Sayyeda se quedó, pues, viuda. Vacío estaba su lecho de oro, pero no se le ocurrió quejarse por ello. Más grave parecía el vacío de poder; el Imperio acababa de nacer y aunque llevara el nombre del oscuro antepasado Selyuq, su verdadero fundador era Togrul. Su desaparición sin hijos ¿no hundiría en la anarquía al Oriente musulmán? Los hermanos, sobrinos y primos eran una legión. Los turcos no tenían en cuenta el derecho de primogenitura ni la regla de sucesión.

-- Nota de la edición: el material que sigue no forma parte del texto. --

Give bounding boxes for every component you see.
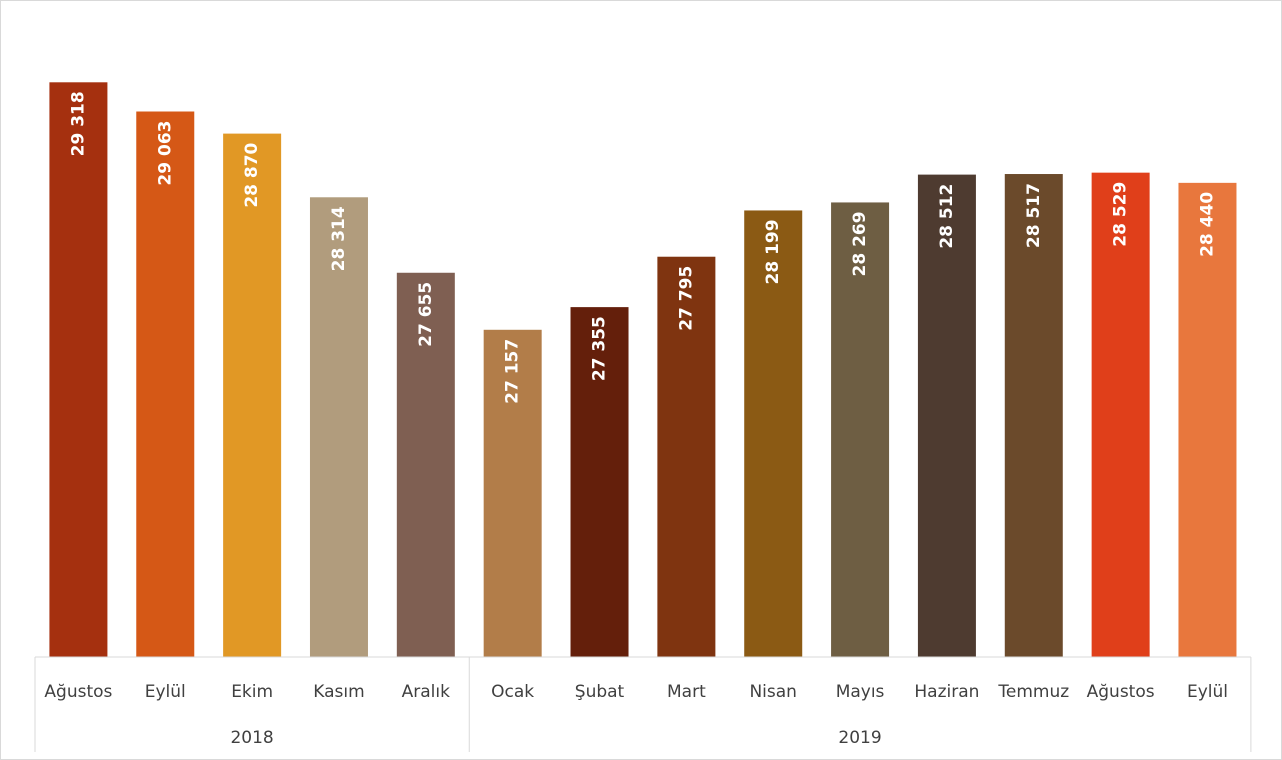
x-tick-label: Şubat [575, 682, 625, 702]
bar [1004, 174, 1063, 657]
data-label: 27 655 [416, 282, 436, 347]
x-tick-label: Temmuz [997, 682, 1069, 702]
bar [831, 202, 890, 657]
x-tick-label: Eylül [145, 682, 186, 702]
x-tick-label: Mart [667, 682, 706, 702]
x-tick-label: Mayıs [836, 682, 885, 702]
data-label: 28 199 [763, 219, 783, 284]
bar [744, 210, 803, 657]
x-tick-label: Ocak [491, 682, 534, 702]
bar [1178, 182, 1237, 657]
bar [136, 111, 195, 657]
bar [483, 329, 542, 657]
x-tick-label: Ağustos [1087, 682, 1155, 702]
bar [309, 197, 368, 657]
bar [1091, 172, 1150, 657]
data-label: 28 517 [1024, 183, 1044, 248]
x-tick-label: Haziran [914, 682, 979, 702]
data-label: 29 318 [68, 91, 88, 156]
data-label: 28 269 [850, 211, 870, 276]
bar [223, 133, 282, 658]
x-tick-label: Nisan [749, 682, 797, 702]
data-label: 28 440 [1197, 192, 1217, 257]
data-label: 28 529 [1111, 182, 1131, 247]
x-tick-label: Aralık [402, 682, 450, 702]
data-label: 27 795 [676, 266, 696, 331]
bar [396, 272, 455, 657]
bar [917, 174, 976, 658]
data-label: 28 512 [937, 184, 957, 249]
bar [657, 256, 716, 657]
bar [570, 307, 629, 657]
data-label: 28 314 [329, 206, 349, 271]
x-group-label: 2019 [838, 728, 881, 748]
x-tick-label: Ağustos [44, 682, 112, 702]
x-group-label: 2018 [230, 728, 273, 748]
x-tick-label: Kasım [313, 682, 364, 702]
data-label: 29 063 [155, 121, 175, 186]
x-tick-label: Eylül [1187, 682, 1228, 702]
data-label: 27 355 [590, 316, 610, 381]
bar [49, 82, 108, 658]
data-label: 27 157 [503, 339, 523, 404]
x-tick-label: Ekim [231, 682, 273, 702]
data-label: 28 870 [242, 142, 262, 207]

Muy pronto, sin embargo, un hombre consiguió imponerse: Alp Arslan, hijo de Xagri. En algunos meses consiguió tener ascendiente sobre los miembros del clan, exterminando a unos, comprando el vasallaje de otros. Pronto aparecería a los ojos de sus súbditos como un gran soberano, firme y justo. Pero un rumor alimentado por sus rivales iba a perseguirle: mientras que se atribuía al estéril Togrul una desbordante virilidad, Alp Arslan, padre de nueve hijos, tenía, azar de las costumbres y de los rumores, la imagen de un hombre a quien el sexo opuesto atraía poco. Sus enemigos le apodaban «el afeminado» y sus cortesanos evitaban que sus conversaciones se desviaran hacia un tema tan embarazoso. Y fue esa reputación, merecida o no, la que iba a causar su perdición, interrumpiendo prematuramente una carrera que se anunciaba fulgurante.

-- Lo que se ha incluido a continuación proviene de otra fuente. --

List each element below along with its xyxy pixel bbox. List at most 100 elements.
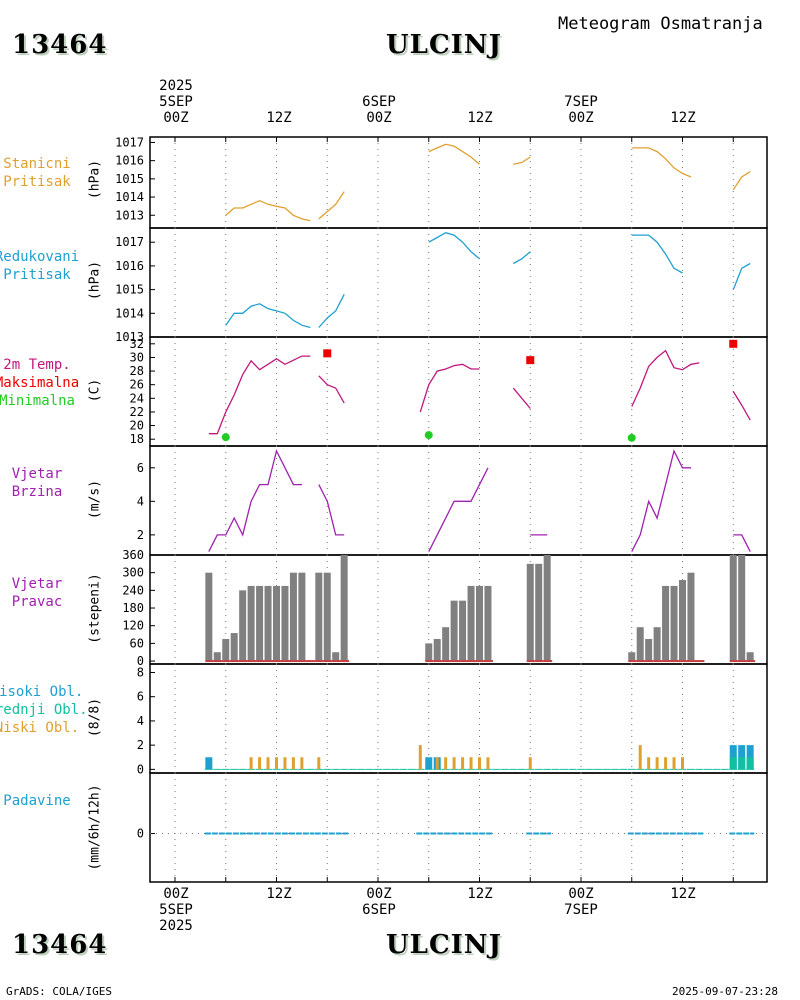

Eso, Yahán y Omar no lo saben aún. En el momento en que conversan en el pabellón del jardín de Abu Taher, Alp Arslan, a los treinta y ocho años, es el hombre más poderoso de la tierra. Su Imperio se extiende desde Kabul hasta el Mediterráneo, no comparte con nadie su poder, su ejército le es fiel y tiene por visir al hombre de Estado más hábil de su tiempo, Nizam el-Molk. Sobre todo, Alp Arslan acaba de lograr, en el pequeño pueblo de Malazgerd, en Anatolia, una clamorosa victoria sobre el Imperio Bizantino, cuyo ejército fue diezmado a la vez que era capturado el emperador. En todas las mezquitas los predicadores alaban sus hazañas y cuentan cómo, a la hora de la batalla, se revistió con su sudario blanco y se perfumó con las plantas aromáticas de los embalsamadores, cómo trenzó con su propia mano la cola de su caballo, cómo pudo sorprender en las inmediaciones de su campo a los exploradores rusos enviados por los bizantinos, cómo ordenó que les cortaran la nariz, pero también cómo devolvió la libertad al emperador prisionero.

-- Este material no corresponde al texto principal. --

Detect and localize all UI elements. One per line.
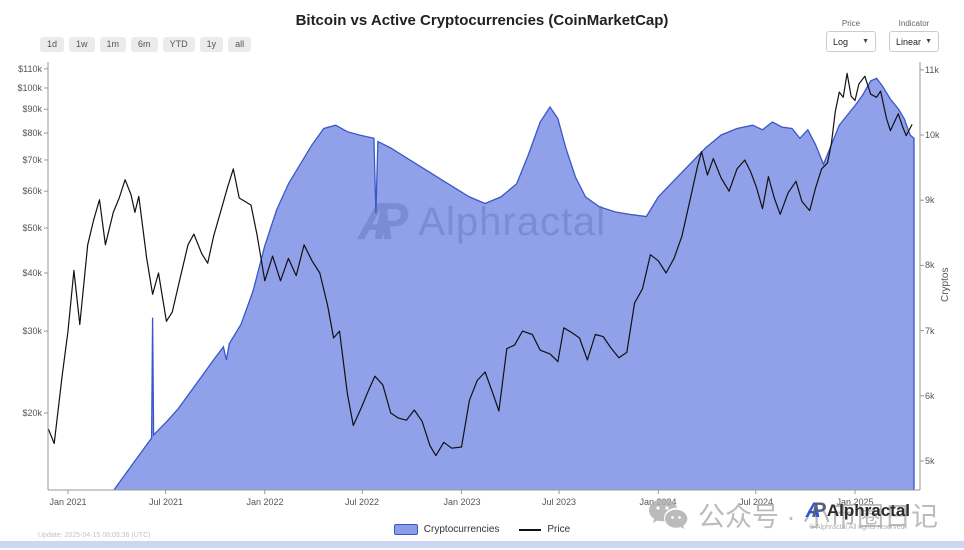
chevron-down-icon: ▼ bbox=[862, 38, 869, 45]
y-right-tick-9k: 9k bbox=[925, 195, 935, 205]
x-tick-Jul 2023: Jul 2023 bbox=[541, 497, 577, 507]
price-scale-value: Log bbox=[833, 36, 849, 47]
area-swatch-icon bbox=[393, 524, 418, 535]
chevron-down-icon: ▼ bbox=[925, 38, 932, 45]
indicator-dropdown-label: Indicator bbox=[898, 19, 930, 28]
range-button-1m[interactable]: 1m bbox=[99, 37, 127, 52]
y-right-tick-10k: 10k bbox=[925, 130, 940, 140]
y-right-tick-7k: 7k bbox=[925, 326, 935, 336]
range-button-1d[interactable]: 1d bbox=[40, 37, 65, 52]
x-tick-Jul 2024: Jul 2024 bbox=[738, 497, 774, 507]
y-left-tick-$40k: $40k bbox=[22, 268, 42, 278]
page-title: Bitcoin vs Active Cryptocurrencies (Coin… bbox=[295, 12, 669, 29]
range-button-all[interactable]: all bbox=[228, 37, 252, 52]
indicator-scale-select[interactable]: Linear ▼ bbox=[889, 31, 939, 52]
right-axis-title: Cryptos bbox=[940, 267, 951, 302]
y-left-tick-$50k: $50k bbox=[22, 223, 42, 233]
update-timestamp: Update: 2025-04-15 08:09:36 (UTC) bbox=[38, 532, 151, 539]
range-button-6m[interactable]: 6m bbox=[131, 37, 158, 52]
range-buttons: 1d 1w 1m 6m YTD 1y all bbox=[40, 37, 252, 52]
price-scale-select[interactable]: Log ▼ bbox=[826, 31, 876, 52]
y-left-tick-$110k: $110k bbox=[18, 64, 42, 74]
brand-name: Alphractal bbox=[826, 501, 910, 520]
legend-item-cryptocurrencies[interactable]: Cryptocurrencies bbox=[393, 524, 500, 535]
x-tick-Jan 2022: Jan 2022 bbox=[246, 497, 284, 507]
price-scale-control: Price Log ▼ bbox=[826, 19, 876, 52]
bottom-accent-strip bbox=[0, 541, 964, 548]
range-button-1w[interactable]: 1w bbox=[69, 37, 95, 52]
y-left-tick-$100k: $100k bbox=[17, 83, 42, 93]
y-left-tick-$30k: $30k bbox=[22, 326, 42, 336]
y-left-tick-$20k: $20k bbox=[22, 408, 42, 418]
range-button-1y[interactable]: 1y bbox=[199, 37, 224, 52]
x-tick-Jan 2024: Jan 2024 bbox=[639, 497, 677, 507]
y-left-tick-$90k: $90k bbox=[22, 104, 42, 114]
indicator-scale-value: Linear bbox=[896, 36, 922, 47]
y-left-tick-$60k: $60k bbox=[22, 186, 42, 196]
indicator-scale-control: Indicator Linear ▼ bbox=[889, 19, 939, 52]
chart-legend: Cryptocurrencies Price bbox=[0, 524, 964, 535]
range-button-ytd[interactable]: YTD bbox=[162, 37, 195, 52]
x-tick-Jul 2022: Jul 2022 bbox=[344, 497, 380, 507]
x-tick-Jul 2021: Jul 2021 bbox=[148, 497, 184, 507]
brand-footer: AP Alphractal © Alphractal All rights re… bbox=[805, 499, 910, 532]
x-tick-Jan 2023: Jan 2023 bbox=[443, 497, 481, 507]
y-left-tick-$80k: $80k bbox=[22, 128, 42, 138]
legend-item-price[interactable]: Price bbox=[519, 524, 570, 535]
x-tick-Jan 2021: Jan 2021 bbox=[49, 497, 87, 507]
legend-label: Price bbox=[547, 524, 571, 535]
line-swatch-icon bbox=[519, 528, 542, 531]
alphractal-logo-icon: AP bbox=[805, 499, 826, 522]
x-tick-Jan 2025: Jan 2025 bbox=[836, 497, 874, 507]
y-left-tick-$70k: $70k bbox=[22, 155, 42, 165]
y-right-tick-8k: 8k bbox=[925, 260, 935, 270]
y-right-tick-5k: 5k bbox=[925, 456, 935, 466]
y-right-tick-11k: 11k bbox=[925, 65, 939, 75]
legend-label: Cryptocurrencies bbox=[423, 524, 500, 535]
copyright-text: © Alphractal All rights reserved. bbox=[809, 524, 907, 531]
price-dropdown-label: Price bbox=[841, 19, 861, 28]
y-right-tick-6k: 6k bbox=[925, 391, 935, 401]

Un gran momento para el Islam, sin duda, pero un motivo de grave preocupación para Samarcanda. Alp Arslan la ha ambicionado siempre e incluso en el pasado intentó apoderarse de ella. Únicamente su conflicto con los bizantinos le obligó a pactar una tregua, sellada por alianzas matrimoniales entre las dos dinastías: Malikxah, el hijo primogénito del sultán, obtuvo la mano de Terken Jatun, la hermana de Nasr, y el kan mismo se casó con la hija de Alp Arslan.